Vincent n’a pas d’écailles repose sur une idée de cinéma assez géniale, combiner la légèreté du film naturaliste à la lourde mythologie du film de super-héros US.
Le cinéaste réussit son pari et l’association fonctionne très bien, ces deux aspects se nourrissant successivement l'un l'autre.
La narration du film progresse sous la forme de trois chapitres qui pourraient s’intituler : la vie sauvage, l’apprivoisement, la fuite.
La première partie est la plus belle, la plus épurée, quasi dépourvu de dialogue. Thomas Salvador, réalisateur-acteur, apparaît dans le plan sans que l’on ne sache rien de lui, ni son passé, ni qui il est. Mais son corps est déjà en mouvement, il fuit un quotidien terne, et file, comme une escapade rozierienne, rejoindre le sud de la France et les merveilleux paysages des Gorges du Verdon, superbement filmées, en période fin-estivale, lorsque la chaleur et le soleil sont encore là mais s’apprêtent à laisser la place à un ciel plus gris.

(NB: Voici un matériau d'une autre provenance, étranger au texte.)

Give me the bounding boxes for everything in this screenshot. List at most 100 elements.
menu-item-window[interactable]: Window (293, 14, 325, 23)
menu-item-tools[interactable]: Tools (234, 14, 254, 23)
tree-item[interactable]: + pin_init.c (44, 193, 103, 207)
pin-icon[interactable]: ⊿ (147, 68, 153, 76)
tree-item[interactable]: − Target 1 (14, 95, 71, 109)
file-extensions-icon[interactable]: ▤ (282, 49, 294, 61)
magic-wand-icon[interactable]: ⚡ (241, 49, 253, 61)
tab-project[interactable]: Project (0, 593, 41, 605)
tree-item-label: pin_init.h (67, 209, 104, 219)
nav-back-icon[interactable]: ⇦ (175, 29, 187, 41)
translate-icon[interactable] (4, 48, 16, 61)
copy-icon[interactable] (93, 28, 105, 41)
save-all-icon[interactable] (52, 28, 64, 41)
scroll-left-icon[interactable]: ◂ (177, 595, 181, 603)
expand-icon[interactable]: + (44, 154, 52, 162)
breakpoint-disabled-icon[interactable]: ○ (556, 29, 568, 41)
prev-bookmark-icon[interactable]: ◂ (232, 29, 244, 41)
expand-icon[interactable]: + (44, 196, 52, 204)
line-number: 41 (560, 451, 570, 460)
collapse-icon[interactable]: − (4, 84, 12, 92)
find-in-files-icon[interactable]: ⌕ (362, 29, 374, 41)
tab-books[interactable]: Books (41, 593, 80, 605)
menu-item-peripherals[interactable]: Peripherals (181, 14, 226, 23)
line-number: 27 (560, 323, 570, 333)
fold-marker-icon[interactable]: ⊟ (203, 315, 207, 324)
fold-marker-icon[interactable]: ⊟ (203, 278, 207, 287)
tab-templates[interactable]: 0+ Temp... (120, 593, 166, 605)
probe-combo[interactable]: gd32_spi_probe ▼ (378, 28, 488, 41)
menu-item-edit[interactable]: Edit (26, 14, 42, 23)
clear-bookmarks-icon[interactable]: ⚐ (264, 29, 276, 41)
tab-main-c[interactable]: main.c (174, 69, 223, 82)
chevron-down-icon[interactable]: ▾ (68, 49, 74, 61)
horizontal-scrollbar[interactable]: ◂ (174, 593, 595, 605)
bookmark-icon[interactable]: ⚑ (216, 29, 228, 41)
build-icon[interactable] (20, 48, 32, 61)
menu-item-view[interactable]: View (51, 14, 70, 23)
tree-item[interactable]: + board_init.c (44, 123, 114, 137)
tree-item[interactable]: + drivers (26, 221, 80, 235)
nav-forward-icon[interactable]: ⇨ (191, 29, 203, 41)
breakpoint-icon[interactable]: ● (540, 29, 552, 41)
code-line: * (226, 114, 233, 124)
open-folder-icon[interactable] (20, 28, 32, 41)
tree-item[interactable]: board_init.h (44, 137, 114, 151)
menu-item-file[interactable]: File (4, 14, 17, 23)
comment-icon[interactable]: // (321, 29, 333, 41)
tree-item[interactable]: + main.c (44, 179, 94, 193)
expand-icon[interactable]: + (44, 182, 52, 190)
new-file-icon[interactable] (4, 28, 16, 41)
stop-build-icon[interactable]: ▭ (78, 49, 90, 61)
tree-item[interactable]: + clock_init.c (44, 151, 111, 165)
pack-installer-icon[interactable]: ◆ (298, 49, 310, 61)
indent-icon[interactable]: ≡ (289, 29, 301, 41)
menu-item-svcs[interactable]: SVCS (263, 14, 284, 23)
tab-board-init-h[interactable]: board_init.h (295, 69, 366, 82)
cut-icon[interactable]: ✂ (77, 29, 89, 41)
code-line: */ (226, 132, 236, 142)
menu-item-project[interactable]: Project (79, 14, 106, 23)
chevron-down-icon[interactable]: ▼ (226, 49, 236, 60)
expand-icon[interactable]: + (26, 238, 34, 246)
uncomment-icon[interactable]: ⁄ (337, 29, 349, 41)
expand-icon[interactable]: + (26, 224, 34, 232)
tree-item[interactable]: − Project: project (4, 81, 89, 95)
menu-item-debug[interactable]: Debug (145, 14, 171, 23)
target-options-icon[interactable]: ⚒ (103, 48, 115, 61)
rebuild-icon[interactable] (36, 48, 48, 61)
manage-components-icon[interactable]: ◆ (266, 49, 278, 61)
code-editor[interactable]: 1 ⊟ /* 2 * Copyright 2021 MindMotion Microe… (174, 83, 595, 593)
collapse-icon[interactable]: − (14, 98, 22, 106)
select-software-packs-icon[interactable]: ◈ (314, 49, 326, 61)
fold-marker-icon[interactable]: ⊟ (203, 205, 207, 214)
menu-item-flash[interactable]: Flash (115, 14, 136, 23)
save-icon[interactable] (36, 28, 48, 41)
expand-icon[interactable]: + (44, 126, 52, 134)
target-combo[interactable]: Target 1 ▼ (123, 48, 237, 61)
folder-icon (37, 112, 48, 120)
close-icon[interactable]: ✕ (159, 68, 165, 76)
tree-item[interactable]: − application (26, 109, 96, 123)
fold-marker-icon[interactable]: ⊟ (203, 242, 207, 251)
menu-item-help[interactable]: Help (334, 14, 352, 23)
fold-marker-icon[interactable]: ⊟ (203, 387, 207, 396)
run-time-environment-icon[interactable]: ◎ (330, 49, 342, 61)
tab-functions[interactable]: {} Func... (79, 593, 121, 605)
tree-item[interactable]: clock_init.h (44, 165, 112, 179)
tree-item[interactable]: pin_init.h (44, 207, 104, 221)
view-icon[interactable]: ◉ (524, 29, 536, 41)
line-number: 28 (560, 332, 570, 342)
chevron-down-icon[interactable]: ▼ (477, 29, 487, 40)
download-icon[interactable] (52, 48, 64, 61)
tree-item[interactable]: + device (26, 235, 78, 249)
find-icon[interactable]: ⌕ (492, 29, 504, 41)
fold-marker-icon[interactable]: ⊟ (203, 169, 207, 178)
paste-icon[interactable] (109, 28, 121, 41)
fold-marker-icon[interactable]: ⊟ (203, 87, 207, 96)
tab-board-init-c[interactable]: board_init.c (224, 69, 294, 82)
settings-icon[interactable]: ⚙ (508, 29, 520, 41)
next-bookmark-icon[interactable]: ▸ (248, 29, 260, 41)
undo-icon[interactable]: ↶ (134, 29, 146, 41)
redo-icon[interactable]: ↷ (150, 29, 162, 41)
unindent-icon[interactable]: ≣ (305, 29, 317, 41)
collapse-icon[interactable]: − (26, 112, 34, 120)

Vincent ne semble guidé par aucun véritable objectif, il se contente de vivre, alternant petits boulots et baignades, comme un animal solitaire. Une scène fabuleuse sous forme de miroir symbolise cet état, lorsque Vincent, lors d’une baignade, fait face à un renard venu se désaltérer au bord de l’eau.
Petit à petit on comprend son secret, au contact de l’eau sa force et son énergie sont décuplées. L’eau, ici, plus que jamais source de vie et régénératrice, élément magnifiquement filmée, comme une matière perceptible autant qu’un personnage à part entière.
Dans la deuxième partie Vincent s’ouvre peu à peu au monde. Mais un ami et une rencontre amoureuse plus tard, auxquels il va livrer son secret, et il n’est déjà plus possible de faire corps avec ce quotidien et les règles trop strictes imposées. Il ne peut rester en captivité et il ne peut vivre son « anormalité » dans un cadre trop étouffant ni sans être dérangé. Traqué, il ne peut que fuir à nouveau, en mouvement, toujours, pour reprendre sa liberté, ailleurs.
La dernière séquence, celle où Vincent prend le large, fuit vers l’horizon le plus lointain, est également merveilleuse.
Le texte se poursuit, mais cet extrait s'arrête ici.